Jones Day already made clear how unfair it though the proposed NALP guidelines requiring firms to wait until a date-certain in January to offer summer associates-ships.
The guidelines will just punish firms that did not lay off an associate and, basically, planned better for their own workloads.
Well, Jones Day is not going quietly on this one, and now has a sent a 7-page “comment” to NALP, available on its website, which attacks the “necessity, propriety and legality” of the recommendations.
Jones Day is not holding back in criticising those firms that might support the guidelines:
More to the point, the fact that some law firms may perceive — at this time, after a period of economic recession — a significant benefit from delaying offers is not justification for requiring that all firms agree to a delayed schedule. Many of the firms that will support these recommendations will do so because their recent actions in response to the economy — laying off scores of recent law school graduates and staff, rescinding offers of employment, deferring start dates by several months or even years, and cutting back of eliminated summer programs (footnote omitted) — have damaged their reputations among law student and law schools and impaired their ability to recruit effectively under the historical on-campus interviewing framework.
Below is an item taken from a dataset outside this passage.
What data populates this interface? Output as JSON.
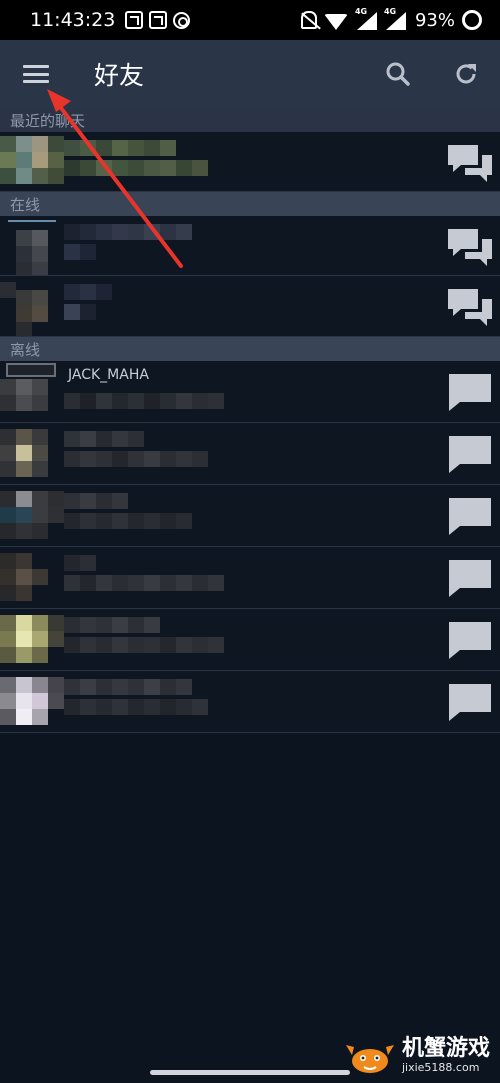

The Offer Kick-Off Day approach is plainly an effort to level the playing field between firms that are prepared to move earlier on employment offers and those that would prefer to wait. The elimination of that competition is not an appropriate goal of NALP and its members.
The firm then goes into its antitrust argument, stating that the guidelines would “regulate and restrict competition” by the imposition of common rules and a common schedule, with the net effect to interfere with competing entities of different calibre, strength and reputation.
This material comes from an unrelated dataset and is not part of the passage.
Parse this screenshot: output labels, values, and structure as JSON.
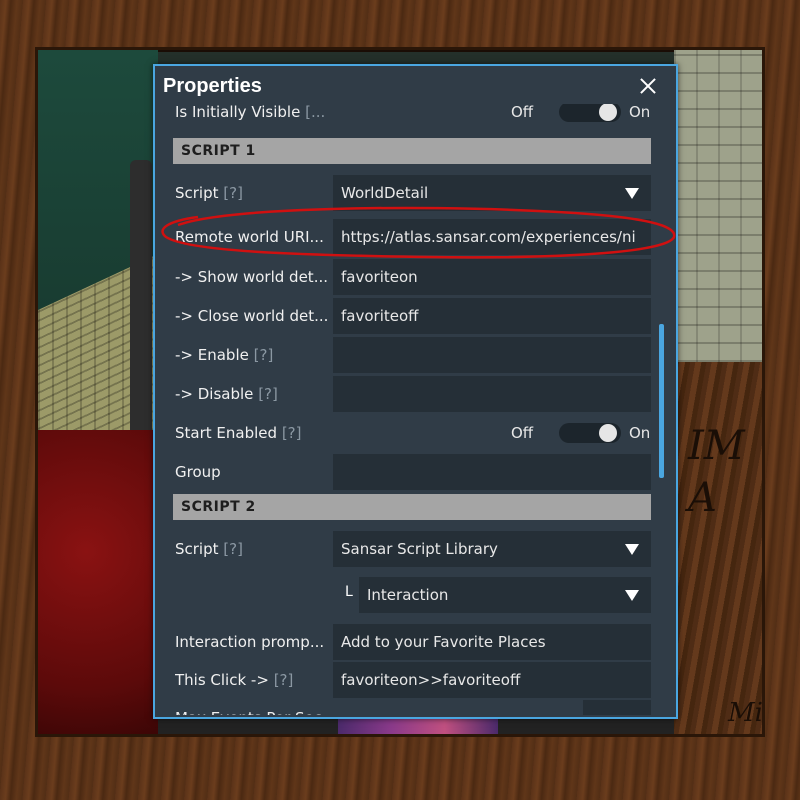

That might be true, but it also seems like law schools and firms act under quite a common schedule now, (not to mention that they all pay the exact same thing), so we doubt antitrust concerns is really why this thing will go down, if it does.
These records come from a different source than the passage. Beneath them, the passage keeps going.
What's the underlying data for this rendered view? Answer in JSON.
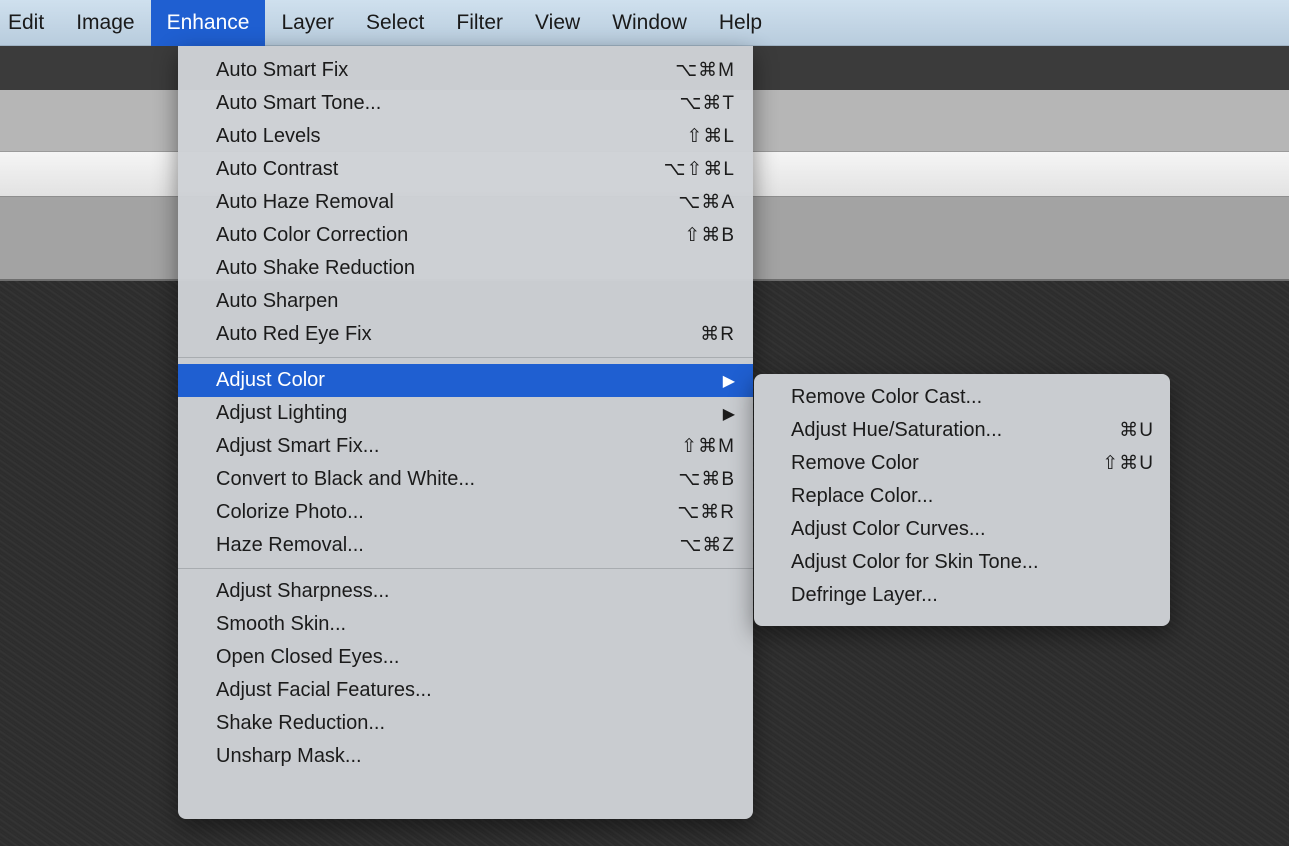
{
  "menubar": {
    "items": [
      "Edit",
      "Image",
      "Enhance",
      "Layer",
      "Select",
      "Filter",
      "View",
      "Window",
      "Help"
    ],
    "active_index": 2
  },
  "enhance_menu": {
    "group1": [
      {
        "label": "Auto Smart Fix",
        "shortcut": "⌥⌘M"
      },
      {
        "label": "Auto Smart Tone...",
        "shortcut": "⌥⌘T"
      },
      {
        "label": "Auto Levels",
        "shortcut": "⇧⌘L"
      },
      {
        "label": "Auto Contrast",
        "shortcut": "⌥⇧⌘L"
      },
      {
        "label": "Auto Haze Removal",
        "shortcut": "⌥⌘A"
      },
      {
        "label": "Auto Color Correction",
        "shortcut": "⇧⌘B"
      },
      {
        "label": "Auto Shake Reduction",
        "shortcut": ""
      },
      {
        "label": "Auto Sharpen",
        "shortcut": ""
      },
      {
        "label": "Auto Red Eye Fix",
        "shortcut": "⌘R"
      }
    ],
    "group2": [
      {
        "label": "Adjust Color",
        "shortcut": "▶",
        "highlighted": true
      },
      {
        "label": "Adjust Lighting",
        "shortcut": "▶"
      },
      {
        "label": "Adjust Smart Fix...",
        "shortcut": "⇧⌘M"
      },
      {
        "label": "Convert to Black and White...",
        "shortcut": "⌥⌘B"
      },
      {
        "label": "Colorize Photo...",
        "shortcut": "⌥⌘R"
      },
      {
        "label": "Haze Removal...",
        "shortcut": "⌥⌘Z"
      }
    ],
    "group3": [
      {
        "label": "Adjust Sharpness...",
        "shortcut": ""
      },
      {
        "label": "Smooth Skin...",
        "shortcut": ""
      },
      {
        "label": "Open Closed Eyes...",
        "shortcut": ""
      },
      {
        "label": "Adjust Facial Features...",
        "shortcut": ""
      },
      {
        "label": "Shake Reduction...",
        "shortcut": ""
      },
      {
        "label": "Unsharp Mask...",
        "shortcut": ""
      }
    ]
  },
  "adjust_color_submenu": [
    {
      "label": "Remove Color Cast...",
      "shortcut": ""
    },
    {
      "label": "Adjust Hue/Saturation...",
      "shortcut": "⌘U"
    },
    {
      "label": "Remove Color",
      "shortcut": "⇧⌘U"
    },
    {
      "label": "Replace Color...",
      "shortcut": ""
    },
    {
      "label": "Adjust Color Curves...",
      "shortcut": ""
    },
    {
      "label": "Adjust Color for Skin Tone...",
      "shortcut": ""
    },
    {
      "label": "Defringe Layer...",
      "shortcut": ""
    }
  ],
  "colors": {
    "highlight": "#1f5fd1",
    "menubar": "#c4d7e7",
    "menu_background": "#ced2d6"
  }
}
We do not really see the big deal on this one — there are pros, there are cons, but whichever way would end up with law students securing jobs that seem more solid (and not just solid during summer associate period, but also two years from that date) is the way NALP should suggest firms go. We stress suggest — there is no true enforcement mechanism here, besides the individual schools enforcing or not enforcing them.
A true threat, sure, but would a school really keep out multiple employers over NALP guidelines?